RedditDownloader
RedditDownloader copied to clipboard
RMD is only downloading my first 102 Reddit comments
Describe the bug
When using RMD and setting the source to 'a User's comments or submissions' normally or with PushShift, selecting the 'scan comments' option, and setting the 'user' fields to my Reddit account, only the first 102 comments are added to the sqlite database. I have thousands of Reddit comments so RMD should be scraping those.
There are some errors logged but I don't know if they are relevant. I'll include them anyway.
Environment Info
- OS: Windows 10 64 bit
- RMD Version: Latest 3.1.1
Screenshots/Information
If applicable, add screenshots (or copies of error printouts) to help explain your problem. My console's log:
Started downloader.
Authenticating via OAuth...
Authenticated as [Redacted]
HTTPSConnectionPool(host='static', port=443): Max retries exceeded with url: /apple-touch/wikipedia.png (Caused by NewConnectionError('<urllib3.connection.HTTPSConnection object at 0x0000027E11812348>: Failed to establish a new connection: [Errno 11001] getaddrinfo failed'))

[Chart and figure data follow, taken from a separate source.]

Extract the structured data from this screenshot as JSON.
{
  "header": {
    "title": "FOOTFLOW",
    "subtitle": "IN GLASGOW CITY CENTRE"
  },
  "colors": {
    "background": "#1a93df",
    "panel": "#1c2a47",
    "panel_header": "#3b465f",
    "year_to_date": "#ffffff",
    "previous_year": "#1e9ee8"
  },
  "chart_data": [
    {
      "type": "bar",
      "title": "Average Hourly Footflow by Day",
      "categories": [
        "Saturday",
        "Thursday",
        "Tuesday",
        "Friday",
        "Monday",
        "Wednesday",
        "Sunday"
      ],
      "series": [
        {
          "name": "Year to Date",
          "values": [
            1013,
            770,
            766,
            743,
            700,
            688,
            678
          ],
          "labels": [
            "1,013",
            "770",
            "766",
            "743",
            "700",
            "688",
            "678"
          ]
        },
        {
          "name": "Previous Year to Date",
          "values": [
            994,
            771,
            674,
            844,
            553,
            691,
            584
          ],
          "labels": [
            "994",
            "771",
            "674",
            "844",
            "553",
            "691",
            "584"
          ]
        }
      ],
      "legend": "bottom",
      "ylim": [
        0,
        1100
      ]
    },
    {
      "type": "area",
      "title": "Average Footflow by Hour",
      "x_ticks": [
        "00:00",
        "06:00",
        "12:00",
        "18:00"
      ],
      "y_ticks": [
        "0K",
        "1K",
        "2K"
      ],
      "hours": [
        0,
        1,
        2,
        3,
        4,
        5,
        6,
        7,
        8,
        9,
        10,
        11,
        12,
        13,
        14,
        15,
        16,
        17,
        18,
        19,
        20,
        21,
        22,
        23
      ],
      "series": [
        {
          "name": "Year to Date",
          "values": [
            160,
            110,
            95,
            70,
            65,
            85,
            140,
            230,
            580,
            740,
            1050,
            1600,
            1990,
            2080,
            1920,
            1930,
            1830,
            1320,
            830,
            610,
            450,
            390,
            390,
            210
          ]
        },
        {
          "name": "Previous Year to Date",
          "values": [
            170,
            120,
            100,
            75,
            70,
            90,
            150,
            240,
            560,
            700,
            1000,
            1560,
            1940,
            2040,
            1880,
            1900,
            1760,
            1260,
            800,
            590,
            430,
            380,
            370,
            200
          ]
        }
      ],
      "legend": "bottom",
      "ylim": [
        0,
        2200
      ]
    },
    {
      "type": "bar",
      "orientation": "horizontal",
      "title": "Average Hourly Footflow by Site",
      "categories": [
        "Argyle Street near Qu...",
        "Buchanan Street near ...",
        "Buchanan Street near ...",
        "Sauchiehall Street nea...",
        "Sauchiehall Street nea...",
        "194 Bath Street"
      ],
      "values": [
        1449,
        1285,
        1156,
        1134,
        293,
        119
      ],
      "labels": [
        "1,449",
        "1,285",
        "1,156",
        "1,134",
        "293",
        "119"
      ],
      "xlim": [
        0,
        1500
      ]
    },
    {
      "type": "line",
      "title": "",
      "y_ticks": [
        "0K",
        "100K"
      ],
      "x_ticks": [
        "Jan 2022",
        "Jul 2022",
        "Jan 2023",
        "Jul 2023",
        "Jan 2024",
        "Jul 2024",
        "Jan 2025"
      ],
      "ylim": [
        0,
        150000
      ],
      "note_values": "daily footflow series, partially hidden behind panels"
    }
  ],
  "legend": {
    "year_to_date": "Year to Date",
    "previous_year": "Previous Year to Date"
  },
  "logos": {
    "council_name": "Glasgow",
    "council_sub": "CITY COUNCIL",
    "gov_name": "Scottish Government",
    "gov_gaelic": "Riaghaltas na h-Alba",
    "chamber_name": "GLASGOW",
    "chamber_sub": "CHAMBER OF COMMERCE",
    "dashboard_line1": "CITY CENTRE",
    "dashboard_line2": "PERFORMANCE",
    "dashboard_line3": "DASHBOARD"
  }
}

HTTPConnectionPool(host='_static', port=80): Max retries exceeded with url: /favicon.ico (Caused by NewConnectionError('<urllib3.connection.HTTPConnection object at 0x000001C5B587D408>: Failed to establish a new connection: [Errno 11001] getaddrinfo failed'))
Handler Exception [imgur] :: {[https://discord.gg/redacted](https://discord.gg/redacted} :: Invalid IPv6 URL
Traceback (most recent call last):
File "processing\handlers\__init__.py", line 35, in handle
File "processing\handlers\imgur.py", line 100, in handle
File "processing\handlers\imgur.py", line 72, in is_imgur
File "processing\handlers\imgur.py", line 68, in parse_url
File "urllib\parse.py", line 368, in urlparse
File "urllib\parse.py", line 459, in urlsplit
ValueError: Invalid IPv6 URL
No connection adapters were found for '[[REDACTED URL HERE]]([REDACTED URL HERE]'
Handler Exception [newspaper] :: {[REDACTED URL HERE]} :: could not create decoder object
Traceback (most recent call last):
File "processing\handlers\__init__.py", line 35, in handle
File "processing\handlers\generic_newspaper.py", line 32, in handle
File "newspaper\article.py", line 261, in parse
File "newspaper\article.py", line 281, in fetch_images
File "newspaper\article.py", line 452, in set_top_img
File "newspaper\images.py", line 224, in satisfies_requirements
File "newspaper\images.py", line 167, in fetch_image_dimension
File "newspaper\images.py", line 134, in fetch_url
File "newspaper\images.py", line 118, in fetch_url
File "PIL\ImageFile.py", line 413, in feed
File "PIL\Image.py", line 2808, in open
File "PIL\Image.py", line 2790, in _open_core
File "PIL\ImageFile.py", line 106, in __init__
File "PIL\WebPImagePlugin.py", line 60, in _open
RuntimeError: could not create decoder object
HTTPSConnectionPool(host='s', port=443): Max retries exceeded with url: /hxx1z4/808000/21802e8b5d152c2ab3dde22c557065a3/_/jira-favicon-hires.png (Caused by NewConnectionError('<urllib3.connection.HTTPSConnection object at 0x0000027E1180A308>: Failed to establish a new connection: [Errno 11001] getaddrinfo failed'))
HTTPSConnectionPool(host='s', port=443): Max retries exceeded with url: /hxx1z4/808000/21802e8b5d152c2ab3dde22c557065a3/_/jira-favicon-hires.png (Caused by NewConnectionError('<urllib3.connection.HTTPSConnection object at 0x000001C5B587D908>: Failed to establish a new connection: [Errno 11001] getaddrinfo failed'))
RMD's PushShift library, PSAW, seems to be currently broken with multiple listings. A rewrite is in progress to fix these issues.